A l'égard de la forme particulière de sa polysynodie et des détails dans lesquels il entre pour la déterminer, tout cela est très bien vu et fort bon séparément pour prévenir les inconvénients auxquels chaque chose doit remédier: mais, quand on en viendroit à l'exécution, je ne sais s'il régneroit assez d'harmonie dans le tout ensemble; car il paroît que l'établissement des grades s'accorde mal avec celui de la circulation, et le scrutin plus mal encore avec l'un et l'autre. D'ailleurs si l'établissement est dangereux à faire, il est à craindre que, même après l'établissement fait, ces différents ressorts ne causent mille embarras et mille dérangements dans le jeu de la machine, quand il s'agira de la faire marcher.

La circulation de la présidence en particulier seroit un excellent moyen pour empêcher la polysynodie de dégénérer bientôt en visirat, si cette circulation pouvoit durer, et qu'elle ne fût pas arrêtée par la volonté du prince en faveur du premier des présidents qui aura l'art toujours recherché de lui plaire. C'est-àdire que la polysynodie durera jusqu'à ce que le roi trouve un visir à son gré; mais, sous le visirat même, on n'a pas un visir plus tôt que cela. Foible remède que celui dont la vertu s'éteint à l'approche du mal qu'il devroit guérir.

N'est-ce pas encore un mauvais expédient de nous donner la nécessité d'obtenir les suffrages une seconde fois comme un frein pour empêcher les présidents d'abuser de leur crédit la première? ne sera-t-il pas plus court et plus sùr d'en abuser au point de n'avoir plus que faire de suffrages? et notre auteur luimême n'accorde-t-il pas au prince le droit de prolonger au besoin les présidents à sa volonté, c'est-à-dire d'en faire de véritables visirs? Comment n'a-t-il pas aperçu mille fois, dans le cours de sa vie et de ses écrits, combien c'est une vaine occupation de rechercher des formes durables pour un état de choses qui dépend toujours de la volonté d'un seul homme?

Ces difficultés n'ont pas échappé à l'abbé de Saint-Pierre ; mais peut-être lui convenoit-il mieux de les dissimuler que de les résoudre.

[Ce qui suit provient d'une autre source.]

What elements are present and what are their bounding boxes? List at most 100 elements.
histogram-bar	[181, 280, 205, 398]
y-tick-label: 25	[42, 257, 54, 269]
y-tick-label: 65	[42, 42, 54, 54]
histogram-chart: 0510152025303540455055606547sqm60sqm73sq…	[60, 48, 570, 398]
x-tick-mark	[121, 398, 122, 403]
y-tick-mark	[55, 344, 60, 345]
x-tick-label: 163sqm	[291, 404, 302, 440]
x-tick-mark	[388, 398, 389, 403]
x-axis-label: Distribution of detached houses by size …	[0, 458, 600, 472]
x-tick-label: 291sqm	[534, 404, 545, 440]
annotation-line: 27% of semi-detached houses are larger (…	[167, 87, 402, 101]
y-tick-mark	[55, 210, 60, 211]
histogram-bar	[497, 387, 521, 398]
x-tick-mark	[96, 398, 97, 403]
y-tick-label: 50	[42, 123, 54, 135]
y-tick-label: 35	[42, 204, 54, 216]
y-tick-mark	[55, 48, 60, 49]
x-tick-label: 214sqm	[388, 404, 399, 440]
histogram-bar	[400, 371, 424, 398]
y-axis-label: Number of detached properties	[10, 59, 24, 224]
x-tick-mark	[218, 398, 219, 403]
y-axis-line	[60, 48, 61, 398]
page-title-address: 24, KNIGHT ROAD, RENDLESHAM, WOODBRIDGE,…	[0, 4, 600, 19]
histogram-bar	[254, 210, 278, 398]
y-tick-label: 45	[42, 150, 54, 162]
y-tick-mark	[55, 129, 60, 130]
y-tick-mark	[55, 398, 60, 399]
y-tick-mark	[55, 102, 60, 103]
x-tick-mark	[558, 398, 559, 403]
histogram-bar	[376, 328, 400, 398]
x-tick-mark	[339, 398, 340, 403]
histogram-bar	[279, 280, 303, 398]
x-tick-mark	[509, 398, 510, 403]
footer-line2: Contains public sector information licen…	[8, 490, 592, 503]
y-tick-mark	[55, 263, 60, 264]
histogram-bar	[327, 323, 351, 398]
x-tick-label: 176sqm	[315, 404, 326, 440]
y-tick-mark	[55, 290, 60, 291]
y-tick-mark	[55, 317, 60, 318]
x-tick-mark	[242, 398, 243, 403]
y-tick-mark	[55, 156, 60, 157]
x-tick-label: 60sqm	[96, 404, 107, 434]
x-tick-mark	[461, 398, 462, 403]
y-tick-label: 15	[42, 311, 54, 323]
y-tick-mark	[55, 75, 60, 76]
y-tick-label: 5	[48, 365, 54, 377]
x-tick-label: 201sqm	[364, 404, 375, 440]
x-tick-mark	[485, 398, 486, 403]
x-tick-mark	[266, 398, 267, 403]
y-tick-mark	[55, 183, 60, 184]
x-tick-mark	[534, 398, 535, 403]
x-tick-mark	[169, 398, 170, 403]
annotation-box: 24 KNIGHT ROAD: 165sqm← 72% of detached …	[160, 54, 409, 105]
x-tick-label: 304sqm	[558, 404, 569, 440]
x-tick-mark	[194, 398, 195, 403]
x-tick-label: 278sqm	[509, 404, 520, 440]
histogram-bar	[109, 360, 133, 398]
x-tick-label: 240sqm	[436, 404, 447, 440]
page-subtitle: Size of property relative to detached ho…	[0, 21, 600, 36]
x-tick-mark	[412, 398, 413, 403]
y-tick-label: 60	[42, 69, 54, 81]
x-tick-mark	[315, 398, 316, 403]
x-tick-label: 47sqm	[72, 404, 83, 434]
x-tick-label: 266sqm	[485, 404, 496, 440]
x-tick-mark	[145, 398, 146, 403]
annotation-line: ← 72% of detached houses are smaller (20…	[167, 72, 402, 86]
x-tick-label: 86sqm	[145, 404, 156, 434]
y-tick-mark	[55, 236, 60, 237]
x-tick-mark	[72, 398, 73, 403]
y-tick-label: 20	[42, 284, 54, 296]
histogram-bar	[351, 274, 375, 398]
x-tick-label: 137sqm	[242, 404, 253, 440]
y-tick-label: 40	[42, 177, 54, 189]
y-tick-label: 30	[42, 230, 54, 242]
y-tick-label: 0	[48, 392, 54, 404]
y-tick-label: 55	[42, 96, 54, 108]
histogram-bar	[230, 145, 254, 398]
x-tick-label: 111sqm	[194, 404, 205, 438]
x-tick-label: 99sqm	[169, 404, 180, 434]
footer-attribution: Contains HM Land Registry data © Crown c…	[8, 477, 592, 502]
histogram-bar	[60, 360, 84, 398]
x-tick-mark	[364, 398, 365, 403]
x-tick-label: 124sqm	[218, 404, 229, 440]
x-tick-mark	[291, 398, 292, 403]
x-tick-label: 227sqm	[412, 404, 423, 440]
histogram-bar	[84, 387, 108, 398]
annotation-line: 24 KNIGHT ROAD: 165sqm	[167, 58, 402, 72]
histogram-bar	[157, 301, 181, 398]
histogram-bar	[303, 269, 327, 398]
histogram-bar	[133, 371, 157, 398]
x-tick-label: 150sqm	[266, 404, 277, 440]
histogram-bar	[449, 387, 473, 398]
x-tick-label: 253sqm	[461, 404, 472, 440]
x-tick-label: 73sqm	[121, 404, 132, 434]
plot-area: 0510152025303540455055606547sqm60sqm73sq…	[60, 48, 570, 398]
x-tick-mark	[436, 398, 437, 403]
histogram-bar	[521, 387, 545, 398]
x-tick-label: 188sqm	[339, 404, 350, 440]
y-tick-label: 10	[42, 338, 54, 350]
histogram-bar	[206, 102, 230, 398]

Quand il parle de ces contradictions et qu'il feint de les concilier, c'est par des moyens si absurdes et des raisons si peu raisonnables, qu'on voit bien qu'il est embarrassé ou qu'il ne procède pas de bonne foi. Seroit-il croyable qu'il eùt mis en avant si hors de propos et compté parmi ces moyens l'amour de la patrie, le bien public, le desir de la vraie gloire, et d'autres chimères évanouies depuis longtemps, ou dont il ne reste plus de traces que dans quelques petites républiques? Penseroit-il sérieusement que rien de tout cela pût réellement influer dans la forme d'un gouvernement monarchique? et, après avoir cité les Grecs, les Romains, et même quelques modernes qui avoient des ames anciennes, n'avoue-t-il pas lui-même qu'il seroit ridicule de fonder la constitution de l'état sur des maximes éteintes? Que feroit-il donc pour suppléer à ces moyens étrangers dont il reconnoît l'insuffisance? Il lève une difficulté par une autre, établit un système sur un système, et fonde sa polysynodie sur sa république européenne. Cette république, dit-il, étant garante de l'exécution des capitulations impériales pour l'Allemagne, des capitulations parlementaires pour l'Angleterre, des pacta conventa pour la Pologne, ne pourroit-elle pas l'être aussi des capitulations royales signées au sacre des rois pour la forme du gouvernement, lorsque cette forme seroit passée en loi fondamentale? et, après tout, garantir les rois de tomber dans la tyrannie des Nérons, n'est-ce pas les garantir eux et leur postérité de leur ruine totale?

On peut, dit-il encore, faire passer le réglement de la polysynodie en forme de loi fondamentale dans les états-généraux du royaume, la faire jurer au sacre des rois, et lui donner ainsi la même autorité qu'à la loi salique.

La plume tombe des mains quand on voit un homme sensé proposer sérieusement de semblables expédients.